The first cool day of fall led this writer to the grocery store to get the fixuns for a big pot of chili. We have never made chili the same way twice – but we think we are on to something this time. We knew we needed some meat, some beans, some tomato sauce, and some spice – that’s enough for me to wander the isles of the local grocery.
We bought more than we needed, but here is what we ended using:
Three pounds of lean ground beef.
One pound of pork butt roast
Two big pork country ribs with the bone in
Two cans of generic chili beans
Two cans of generic pork & beans
Two packages of generic chili seasoning (I’m lazy today)
Some garlic salt.
Two cans (8 oz.) of diced tomatoes
Two cans (8 oz.) of tomato sauce
Two cans of Hormel chili, no beans
Two yellow onions
We had two pans going, a skillet to brown the hamburger and a large pot to combine the other ingredients.
Brown the hamburger in the skillet over a medium heat – then cut the pork butt roast into bite size pieces. Put the port pieces in with the hamburger to brown. To this add the chopped onions.
While the meat is browning open all the cans and dump the stuff all together in the large pot, over low heat.
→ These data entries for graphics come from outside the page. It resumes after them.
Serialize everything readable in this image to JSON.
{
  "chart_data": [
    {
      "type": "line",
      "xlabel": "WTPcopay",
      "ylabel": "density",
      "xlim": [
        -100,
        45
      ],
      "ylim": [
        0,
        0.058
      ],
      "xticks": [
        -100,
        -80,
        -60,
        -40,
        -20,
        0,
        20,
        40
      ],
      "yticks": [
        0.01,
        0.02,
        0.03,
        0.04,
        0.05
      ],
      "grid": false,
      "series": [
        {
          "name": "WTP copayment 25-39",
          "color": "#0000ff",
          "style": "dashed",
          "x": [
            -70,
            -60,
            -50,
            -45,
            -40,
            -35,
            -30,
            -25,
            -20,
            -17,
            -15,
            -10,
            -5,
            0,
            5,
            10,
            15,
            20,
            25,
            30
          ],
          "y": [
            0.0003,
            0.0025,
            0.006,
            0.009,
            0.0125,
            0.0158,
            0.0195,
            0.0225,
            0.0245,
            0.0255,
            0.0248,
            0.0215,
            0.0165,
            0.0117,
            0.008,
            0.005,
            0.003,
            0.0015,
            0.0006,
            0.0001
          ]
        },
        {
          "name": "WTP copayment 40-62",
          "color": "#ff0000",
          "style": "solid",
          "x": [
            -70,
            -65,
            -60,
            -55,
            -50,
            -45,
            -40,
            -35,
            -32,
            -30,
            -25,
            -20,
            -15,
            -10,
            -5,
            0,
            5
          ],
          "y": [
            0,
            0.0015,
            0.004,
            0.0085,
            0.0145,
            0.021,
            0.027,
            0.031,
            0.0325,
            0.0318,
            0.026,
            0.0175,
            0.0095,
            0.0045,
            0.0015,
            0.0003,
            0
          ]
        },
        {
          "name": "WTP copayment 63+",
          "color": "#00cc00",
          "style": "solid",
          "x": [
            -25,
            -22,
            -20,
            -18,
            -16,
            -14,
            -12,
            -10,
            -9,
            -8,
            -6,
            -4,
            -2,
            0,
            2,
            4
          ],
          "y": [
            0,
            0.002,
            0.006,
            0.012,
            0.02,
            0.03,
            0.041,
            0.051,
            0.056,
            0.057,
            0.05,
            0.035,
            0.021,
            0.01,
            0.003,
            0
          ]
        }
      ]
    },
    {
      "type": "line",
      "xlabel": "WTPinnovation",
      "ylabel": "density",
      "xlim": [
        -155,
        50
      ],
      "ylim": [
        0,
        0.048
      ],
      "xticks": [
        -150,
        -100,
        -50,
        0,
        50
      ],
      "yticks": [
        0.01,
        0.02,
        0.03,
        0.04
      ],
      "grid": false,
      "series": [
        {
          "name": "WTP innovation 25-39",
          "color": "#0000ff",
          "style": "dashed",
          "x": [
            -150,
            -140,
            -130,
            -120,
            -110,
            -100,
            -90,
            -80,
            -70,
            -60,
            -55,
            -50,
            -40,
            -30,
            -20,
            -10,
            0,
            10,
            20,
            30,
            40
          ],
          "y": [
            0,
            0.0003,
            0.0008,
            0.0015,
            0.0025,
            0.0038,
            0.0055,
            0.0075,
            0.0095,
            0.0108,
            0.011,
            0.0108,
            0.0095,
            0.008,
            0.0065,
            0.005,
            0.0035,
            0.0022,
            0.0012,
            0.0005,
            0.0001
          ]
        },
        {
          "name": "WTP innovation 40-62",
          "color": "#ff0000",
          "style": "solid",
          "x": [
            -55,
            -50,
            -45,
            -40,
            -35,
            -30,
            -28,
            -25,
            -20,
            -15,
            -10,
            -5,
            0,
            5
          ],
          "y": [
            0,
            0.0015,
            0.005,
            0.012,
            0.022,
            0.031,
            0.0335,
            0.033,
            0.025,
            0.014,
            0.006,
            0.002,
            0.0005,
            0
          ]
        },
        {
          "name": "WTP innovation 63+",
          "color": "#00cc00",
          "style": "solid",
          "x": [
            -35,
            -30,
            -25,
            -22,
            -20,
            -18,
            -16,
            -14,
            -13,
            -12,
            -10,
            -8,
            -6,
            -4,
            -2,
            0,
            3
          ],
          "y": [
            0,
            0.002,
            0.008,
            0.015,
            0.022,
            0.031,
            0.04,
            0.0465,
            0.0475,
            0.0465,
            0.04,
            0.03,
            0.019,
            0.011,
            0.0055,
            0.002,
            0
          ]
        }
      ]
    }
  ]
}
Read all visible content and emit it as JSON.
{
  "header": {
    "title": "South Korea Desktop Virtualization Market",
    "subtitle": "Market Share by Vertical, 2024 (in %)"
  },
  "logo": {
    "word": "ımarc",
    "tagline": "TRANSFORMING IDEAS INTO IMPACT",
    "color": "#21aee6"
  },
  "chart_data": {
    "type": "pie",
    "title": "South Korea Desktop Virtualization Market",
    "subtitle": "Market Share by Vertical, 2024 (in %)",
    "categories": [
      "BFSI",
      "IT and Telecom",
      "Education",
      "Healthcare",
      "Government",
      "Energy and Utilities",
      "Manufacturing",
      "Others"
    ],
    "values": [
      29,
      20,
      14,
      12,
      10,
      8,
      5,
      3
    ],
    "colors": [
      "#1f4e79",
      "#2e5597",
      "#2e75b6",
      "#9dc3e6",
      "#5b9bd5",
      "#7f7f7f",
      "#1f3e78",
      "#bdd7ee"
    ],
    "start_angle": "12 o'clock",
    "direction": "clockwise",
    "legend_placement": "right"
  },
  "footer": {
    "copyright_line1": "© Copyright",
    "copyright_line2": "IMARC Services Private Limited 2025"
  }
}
The two pork country ribs were added to the mix, uncooked, with the bone intact.
After browning the hamburger and pork pieces drain the grease and added the meat to the mess in the pot.
Bring to a full boil and then reduce to a simmer. The chili needs to simmer for about four hours to fully cook the country ribs (the meat will fall off the bone).
Serve the hot chili with a mix of Monterey and Colby jack shredded cheese.